This article first appeared in the October 2018 IPA Review. Slight revision by author, November 2018. It is a review of Patrick Deneen’s Why liberalism failed, Jonah Goldberg’s Suicide of the west, and Roger Scruton’s Conservatism: an invitation to the great tradition. Links included in the piece.
In a famous essay, the economist FA Hayek disassociated himself from conservatism. Despite admiring figures like Adam Smith and Edmund Burke, both frequently cited as conservatives, Hayek believed conservatism was simply an unprincipled opposition to change. Conservatism, he argued, accepts that political and social institutions emerge over time through trial and error, but then arbitrarily forecloses on this process. This lack of principle means conservatives cannot persuade anyone not already disposed to agree with them. Ultimately, conservatism is ‘obscurantist’, always falling back upon ‘a claim to superior wisdom, based on some self-arrogated superior quality’, and, contentless as it is, fated always to ‘be dragged along a path not of its own choosing’. Given Hayek’s profound influence on centre-right politics, the challenge for conservatives ever since has been to articulate a systematic explanation of which institutions are deserving of support or reform, and when change ought to be opposed altogether.

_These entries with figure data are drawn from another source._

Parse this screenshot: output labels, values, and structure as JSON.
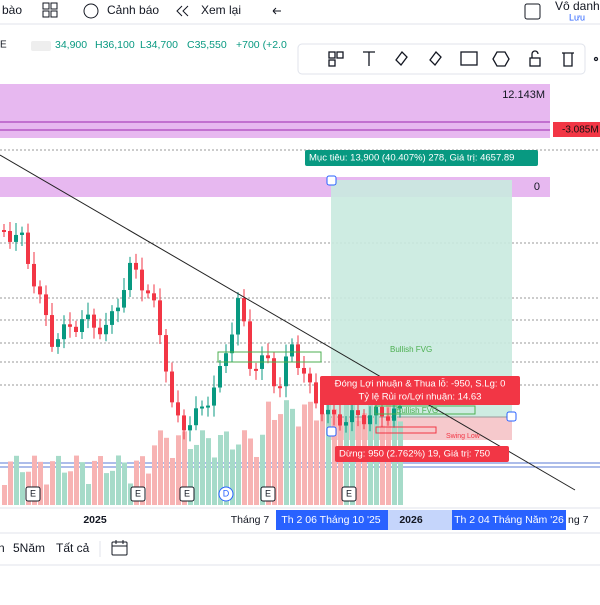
{
  "toolbar": {
    "items": [
      "bào",
      "Cảnh báo",
      "Xem lại"
    ],
    "user": "Vô danh",
    "save": "Lưu"
  },
  "ohlc": {
    "open": "34,900",
    "high": "H36,100",
    "low": "L34,700",
    "close": "C35,550",
    "change": "+700 (+2.0"
  },
  "labels": {
    "volume_top": "12.143M",
    "volume_marker": "-3.085M",
    "zero": "0"
  },
  "position": {
    "target": "Mục tiêu: 13,900 (40.407%) 278, Giá trị: 4657.89",
    "close_pnl": "Đóng Lợi nhuận & Thua lỗ: -950, S.Lg: 0",
    "ratio": "Tỷ lệ Rủi ro/Lợi nhuận: 14.63",
    "stop": "Dừng: 950 (2.762%) 19, Giá trị: 750"
  },
  "annotations": [
    "Bullish FVG",
    "Bullish FVG",
    "Swing Low"
  ],
  "events": [
    "E",
    "E",
    "E",
    "D",
    "E",
    "E"
  ],
  "x_axis": [
    "2025",
    "Tháng 7",
    "Th 2 06 Tháng 10 '25",
    "2026",
    "Th 2 04 Tháng Năm '26",
    "ng 7"
  ],
  "ranges": [
    "n",
    "5Năm",
    "Tất cả"
  ]
}
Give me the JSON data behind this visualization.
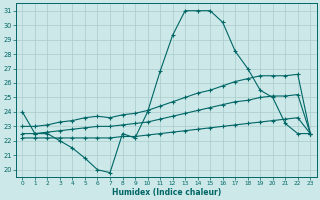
{
  "xlabel": "Humidex (Indice chaleur)",
  "xlim": [
    -0.5,
    23.5
  ],
  "ylim": [
    19.5,
    31.5
  ],
  "xticks": [
    0,
    1,
    2,
    3,
    4,
    5,
    6,
    7,
    8,
    9,
    10,
    11,
    12,
    13,
    14,
    15,
    16,
    17,
    18,
    19,
    20,
    21,
    22,
    23
  ],
  "yticks": [
    20,
    21,
    22,
    23,
    24,
    25,
    26,
    27,
    28,
    29,
    30,
    31
  ],
  "bg_color": "#cce8e8",
  "line_color": "#006666",
  "grid_color": "#aacccc",
  "line1_x": [
    0,
    1,
    2,
    3,
    4,
    5,
    6,
    7,
    8,
    9,
    10,
    11,
    12,
    13,
    14,
    15,
    16,
    17,
    18,
    19,
    20,
    21,
    22,
    23
  ],
  "line1_y": [
    24.0,
    22.5,
    22.5,
    22.0,
    21.5,
    20.8,
    20.0,
    19.8,
    22.5,
    22.2,
    24.0,
    26.8,
    29.3,
    31.0,
    31.0,
    31.0,
    30.2,
    28.2,
    27.0,
    25.5,
    25.0,
    23.2,
    22.5,
    22.5
  ],
  "line2_x": [
    0,
    1,
    2,
    3,
    4,
    5,
    6,
    7,
    8,
    9,
    10,
    11,
    12,
    13,
    14,
    15,
    16,
    17,
    18,
    19,
    20,
    21,
    22,
    23
  ],
  "line2_y": [
    22.2,
    22.2,
    22.2,
    22.2,
    22.2,
    22.2,
    22.2,
    22.2,
    22.3,
    22.3,
    22.4,
    22.5,
    22.6,
    22.7,
    22.8,
    22.9,
    23.0,
    23.1,
    23.2,
    23.3,
    23.4,
    23.5,
    23.6,
    22.5
  ],
  "line3_x": [
    0,
    1,
    2,
    3,
    4,
    5,
    6,
    7,
    8,
    9,
    10,
    11,
    12,
    13,
    14,
    15,
    16,
    17,
    18,
    19,
    20,
    21,
    22,
    23
  ],
  "line3_y": [
    22.5,
    22.5,
    22.6,
    22.7,
    22.8,
    22.9,
    23.0,
    23.0,
    23.1,
    23.2,
    23.3,
    23.5,
    23.7,
    23.9,
    24.1,
    24.3,
    24.5,
    24.7,
    24.8,
    25.0,
    25.1,
    25.1,
    25.2,
    22.5
  ],
  "line4_x": [
    0,
    1,
    2,
    3,
    4,
    5,
    6,
    7,
    8,
    9,
    10,
    11,
    12,
    13,
    14,
    15,
    16,
    17,
    18,
    19,
    20,
    21,
    22,
    23
  ],
  "line4_y": [
    23.0,
    23.0,
    23.1,
    23.3,
    23.4,
    23.6,
    23.7,
    23.6,
    23.8,
    23.9,
    24.1,
    24.4,
    24.7,
    25.0,
    25.3,
    25.5,
    25.8,
    26.1,
    26.3,
    26.5,
    26.5,
    26.5,
    26.6,
    22.5
  ]
}
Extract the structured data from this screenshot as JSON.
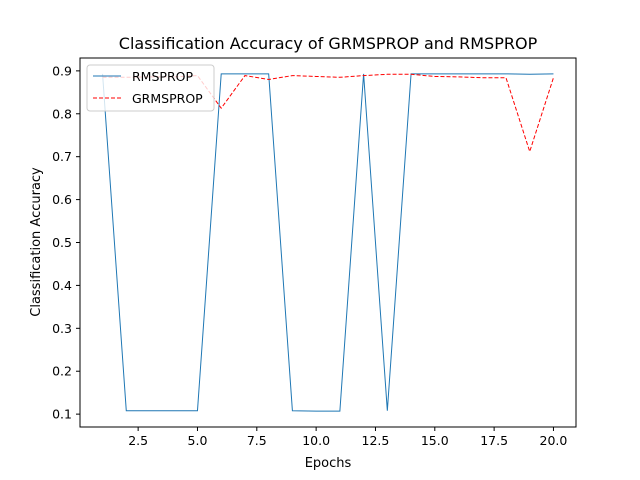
{
  "chart_data": {
    "type": "line",
    "title": "Classification Accuracy of GRMSPROP and RMSPROP",
    "xlabel": "Epochs",
    "ylabel": "Classification Accuracy",
    "xlim": [
      0.05,
      20.95
    ],
    "ylim": [
      0.07,
      0.93
    ],
    "x_ticks": [
      2.5,
      5.0,
      7.5,
      10.0,
      12.5,
      15.0,
      17.5,
      20.0
    ],
    "x_tick_labels": [
      "2.5",
      "5.0",
      "7.5",
      "10.0",
      "12.5",
      "15.0",
      "17.5",
      "20.0"
    ],
    "y_ticks": [
      0.1,
      0.2,
      0.3,
      0.4,
      0.5,
      0.6,
      0.7,
      0.8,
      0.9
    ],
    "y_tick_labels": [
      "0.1",
      "0.2",
      "0.3",
      "0.4",
      "0.5",
      "0.6",
      "0.7",
      "0.8",
      "0.9"
    ],
    "grid": false,
    "legend_position": "top-left",
    "x": [
      1,
      2,
      3,
      4,
      5,
      6,
      7,
      8,
      9,
      10,
      11,
      12,
      13,
      14,
      15,
      16,
      17,
      18,
      19,
      20
    ],
    "series": [
      {
        "name": "RMSPROP",
        "color": "#1f77b4",
        "style": "solid",
        "values": [
          0.893,
          0.108,
          0.108,
          0.108,
          0.108,
          0.893,
          0.893,
          0.893,
          0.108,
          0.107,
          0.107,
          0.893,
          0.108,
          0.893,
          0.893,
          0.893,
          0.893,
          0.893,
          0.892,
          0.893
        ]
      },
      {
        "name": "GRMSPROP",
        "color": "#ff0000",
        "style": "dashed",
        "values": [
          0.885,
          0.885,
          0.886,
          0.886,
          0.889,
          0.813,
          0.889,
          0.88,
          0.889,
          0.887,
          0.885,
          0.889,
          0.892,
          0.892,
          0.887,
          0.886,
          0.884,
          0.884,
          0.712,
          0.884
        ]
      }
    ]
  }
}
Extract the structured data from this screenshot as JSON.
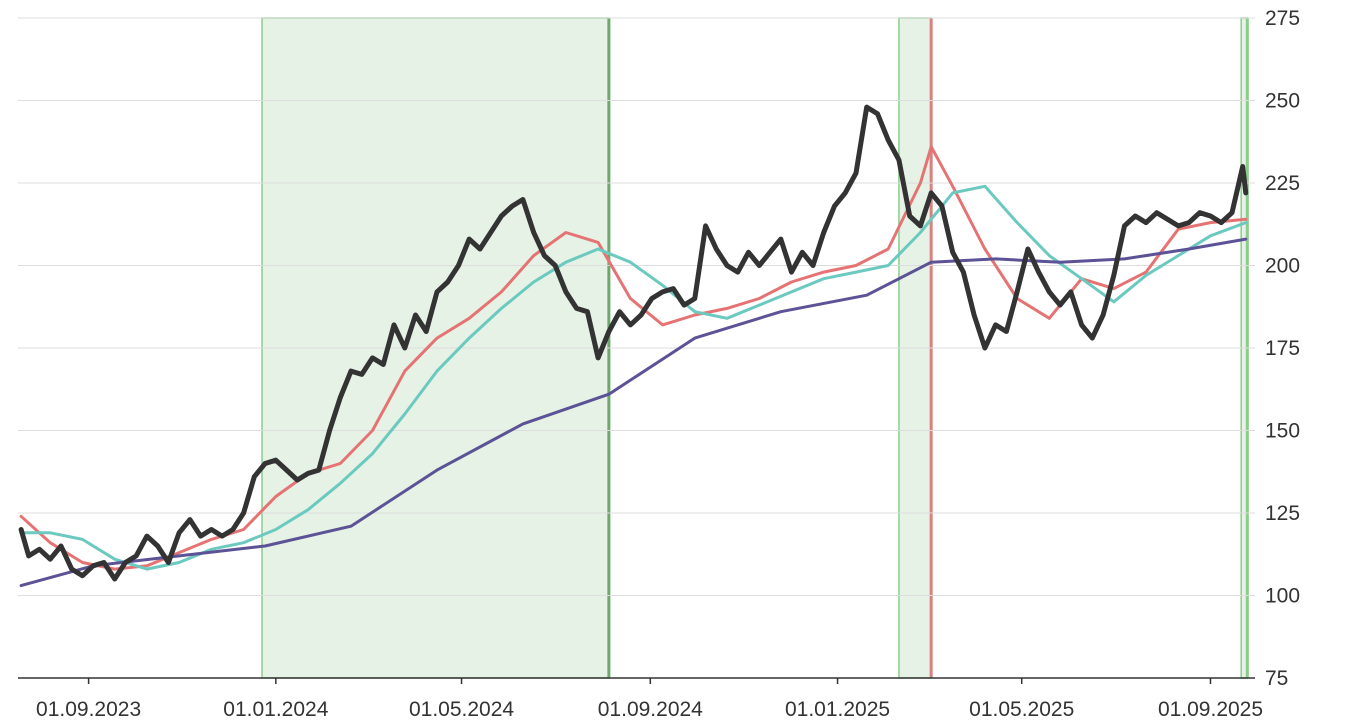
{
  "chart_data": {
    "type": "line",
    "title": "",
    "xlabel": "",
    "ylabel": "",
    "ylim": [
      75,
      275
    ],
    "xlim": [
      "2023-07-17",
      "2025-09-30"
    ],
    "y_ticks": [
      75,
      100,
      125,
      150,
      175,
      200,
      225,
      250,
      275
    ],
    "y_tick_labels": [
      "75",
      "100",
      "125",
      "150",
      "175",
      "200",
      "225",
      "250",
      "275"
    ],
    "x_ticks": [
      "2023-09-01",
      "2024-01-01",
      "2024-05-01",
      "2024-09-01",
      "2025-01-01",
      "2025-05-01",
      "2025-09-01"
    ],
    "x_tick_labels": [
      "01.09.2023",
      "01.01.2024",
      "01.05.2024",
      "01.09.2024",
      "01.01.2025",
      "01.05.2025",
      "01.09.2025"
    ],
    "grid": "horizontal",
    "y_axis_position": "right",
    "shaded_regions": [
      {
        "start": "2023-12-23",
        "end": "2024-08-05",
        "color": "#e5f2e5",
        "border": "#8ccc8c",
        "end_line": "#6aa96a"
      },
      {
        "start": "2025-02-10",
        "end": "2025-03-03",
        "color": "#e5f2e5",
        "border": "#8ccc8c",
        "end_line": "#d98080"
      },
      {
        "start": "2025-09-21",
        "end": "2025-09-25",
        "color": "#e5f2e5",
        "border": "#8ccc8c",
        "end_line": "#8ccc8c"
      }
    ],
    "series": [
      {
        "color": "#333333",
        "width": 5,
        "x": [
          "2023-07-19",
          "2023-07-24",
          "2023-07-31",
          "2023-08-07",
          "2023-08-14",
          "2023-08-21",
          "2023-08-28",
          "2023-09-04",
          "2023-09-11",
          "2023-09-18",
          "2023-09-25",
          "2023-10-02",
          "2023-10-09",
          "2023-10-16",
          "2023-10-23",
          "2023-10-30",
          "2023-11-06",
          "2023-11-13",
          "2023-11-20",
          "2023-11-27",
          "2023-12-04",
          "2023-12-11",
          "2023-12-18",
          "2023-12-25",
          "2024-01-01",
          "2024-01-08",
          "2024-01-15",
          "2024-01-22",
          "2024-01-29",
          "2024-02-05",
          "2024-02-12",
          "2024-02-19",
          "2024-02-26",
          "2024-03-04",
          "2024-03-11",
          "2024-03-18",
          "2024-03-25",
          "2024-04-01",
          "2024-04-08",
          "2024-04-15",
          "2024-04-22",
          "2024-04-29",
          "2024-05-06",
          "2024-05-13",
          "2024-05-20",
          "2024-05-27",
          "2024-06-03",
          "2024-06-10",
          "2024-06-17",
          "2024-06-24",
          "2024-07-01",
          "2024-07-08",
          "2024-07-15",
          "2024-07-22",
          "2024-07-29",
          "2024-08-05",
          "2024-08-12",
          "2024-08-19",
          "2024-08-26",
          "2024-09-02",
          "2024-09-09",
          "2024-09-16",
          "2024-09-23",
          "2024-09-30",
          "2024-10-07",
          "2024-10-14",
          "2024-10-21",
          "2024-10-28",
          "2024-11-04",
          "2024-11-11",
          "2024-11-18",
          "2024-11-25",
          "2024-12-02",
          "2024-12-09",
          "2024-12-16",
          "2024-12-23",
          "2024-12-30",
          "2025-01-06",
          "2025-01-13",
          "2025-01-20",
          "2025-01-27",
          "2025-02-03",
          "2025-02-10",
          "2025-02-17",
          "2025-02-24",
          "2025-03-03",
          "2025-03-10",
          "2025-03-17",
          "2025-03-24",
          "2025-03-31",
          "2025-04-07",
          "2025-04-14",
          "2025-04-21",
          "2025-04-28",
          "2025-05-05",
          "2025-05-12",
          "2025-05-19",
          "2025-05-26",
          "2025-06-02",
          "2025-06-09",
          "2025-06-16",
          "2025-06-23",
          "2025-06-30",
          "2025-07-07",
          "2025-07-14",
          "2025-07-21",
          "2025-07-28",
          "2025-08-04",
          "2025-08-11",
          "2025-08-18",
          "2025-08-25",
          "2025-09-01",
          "2025-09-08",
          "2025-09-15",
          "2025-09-22",
          "2025-09-24"
        ],
        "y": [
          120,
          112,
          114,
          111,
          115,
          108,
          106,
          109,
          110,
          105,
          110,
          112,
          118,
          115,
          110,
          119,
          123,
          118,
          120,
          118,
          120,
          125,
          136,
          140,
          141,
          138,
          135,
          137,
          138,
          150,
          160,
          168,
          167,
          172,
          170,
          182,
          175,
          185,
          180,
          192,
          195,
          200,
          208,
          205,
          210,
          215,
          218,
          220,
          210,
          203,
          200,
          192,
          187,
          186,
          172,
          180,
          186,
          182,
          185,
          190,
          192,
          193,
          188,
          190,
          212,
          205,
          200,
          198,
          204,
          200,
          204,
          208,
          198,
          204,
          200,
          210,
          218,
          222,
          228,
          248,
          246,
          238,
          232,
          215,
          212,
          222,
          218,
          204,
          198,
          185,
          175,
          182,
          180,
          192,
          205,
          198,
          192,
          188,
          192,
          182,
          178,
          185,
          197,
          212,
          215,
          213,
          216,
          214,
          212,
          213,
          216,
          215,
          213,
          216,
          230,
          222
        ]
      },
      {
        "color": "#e57373",
        "width": 3,
        "x": [
          "2023-07-19",
          "2023-08-07",
          "2023-08-28",
          "2023-09-18",
          "2023-10-09",
          "2023-10-30",
          "2023-11-20",
          "2023-12-11",
          "2024-01-01",
          "2024-01-22",
          "2024-02-12",
          "2024-03-04",
          "2024-03-25",
          "2024-04-15",
          "2024-05-06",
          "2024-05-27",
          "2024-06-17",
          "2024-07-08",
          "2024-07-29",
          "2024-08-19",
          "2024-09-09",
          "2024-09-30",
          "2024-10-21",
          "2024-11-11",
          "2024-12-02",
          "2024-12-23",
          "2025-01-13",
          "2025-02-03",
          "2025-02-24",
          "2025-03-03",
          "2025-03-17",
          "2025-04-07",
          "2025-04-28",
          "2025-05-19",
          "2025-06-09",
          "2025-06-30",
          "2025-07-21",
          "2025-08-11",
          "2025-09-01",
          "2025-09-24"
        ],
        "y": [
          124,
          116,
          110,
          108,
          109,
          113,
          117,
          120,
          130,
          137,
          140,
          150,
          168,
          178,
          184,
          192,
          203,
          210,
          207,
          190,
          182,
          185,
          187,
          190,
          195,
          198,
          200,
          205,
          225,
          236,
          224,
          205,
          190,
          184,
          196,
          193,
          198,
          211,
          213,
          214
        ]
      },
      {
        "color": "#6cc9c0",
        "width": 3,
        "x": [
          "2023-07-19",
          "2023-08-07",
          "2023-08-28",
          "2023-09-18",
          "2023-10-09",
          "2023-10-30",
          "2023-11-20",
          "2023-12-11",
          "2024-01-01",
          "2024-01-22",
          "2024-02-12",
          "2024-03-04",
          "2024-03-25",
          "2024-04-15",
          "2024-05-06",
          "2024-05-27",
          "2024-06-17",
          "2024-07-08",
          "2024-07-29",
          "2024-08-19",
          "2024-09-09",
          "2024-09-30",
          "2024-10-21",
          "2024-11-11",
          "2024-12-02",
          "2024-12-23",
          "2025-01-13",
          "2025-02-03",
          "2025-02-24",
          "2025-03-17",
          "2025-04-07",
          "2025-04-28",
          "2025-05-19",
          "2025-06-09",
          "2025-06-30",
          "2025-07-21",
          "2025-08-11",
          "2025-09-01",
          "2025-09-24"
        ],
        "y": [
          119,
          119,
          117,
          111,
          108,
          110,
          114,
          116,
          120,
          126,
          134,
          143,
          155,
          168,
          178,
          187,
          195,
          201,
          205,
          201,
          194,
          186,
          184,
          188,
          192,
          196,
          198,
          200,
          210,
          222,
          224,
          213,
          203,
          196,
          189,
          197,
          203,
          209,
          213
        ]
      },
      {
        "color": "#5c5296",
        "width": 3,
        "x": [
          "2023-07-19",
          "2023-09-04",
          "2023-10-30",
          "2023-12-25",
          "2024-02-19",
          "2024-04-15",
          "2024-06-10",
          "2024-08-05",
          "2024-09-30",
          "2024-11-25",
          "2025-01-20",
          "2025-03-03",
          "2025-04-14",
          "2025-05-26",
          "2025-07-07",
          "2025-08-18",
          "2025-09-24"
        ],
        "y": [
          103,
          109,
          112,
          115,
          121,
          138,
          152,
          161,
          178,
          186,
          191,
          201,
          202,
          201,
          202,
          205,
          208
        ]
      }
    ]
  }
}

This challenge has renewed relevance with the rise of populist movements in the United States and the United Kingdom, and the illiberal direction taken by Poland and Hungary. On one reading, populism validates the political scientist Samuel Huntington’s view that conservatism is simply a perennial argument in favour of the status quo that emerges whenever a significant segment of a society begins to lose faith in its ruling ideology. Populists are reacting to rapid change brought about by globalisation, immigration, and technological innovation. But another way of viewing the current situation is that conservatism is coming back into its own as an ideology, shedding the liberal arguments that it adopted for the Cold War and presenting its own unique vision.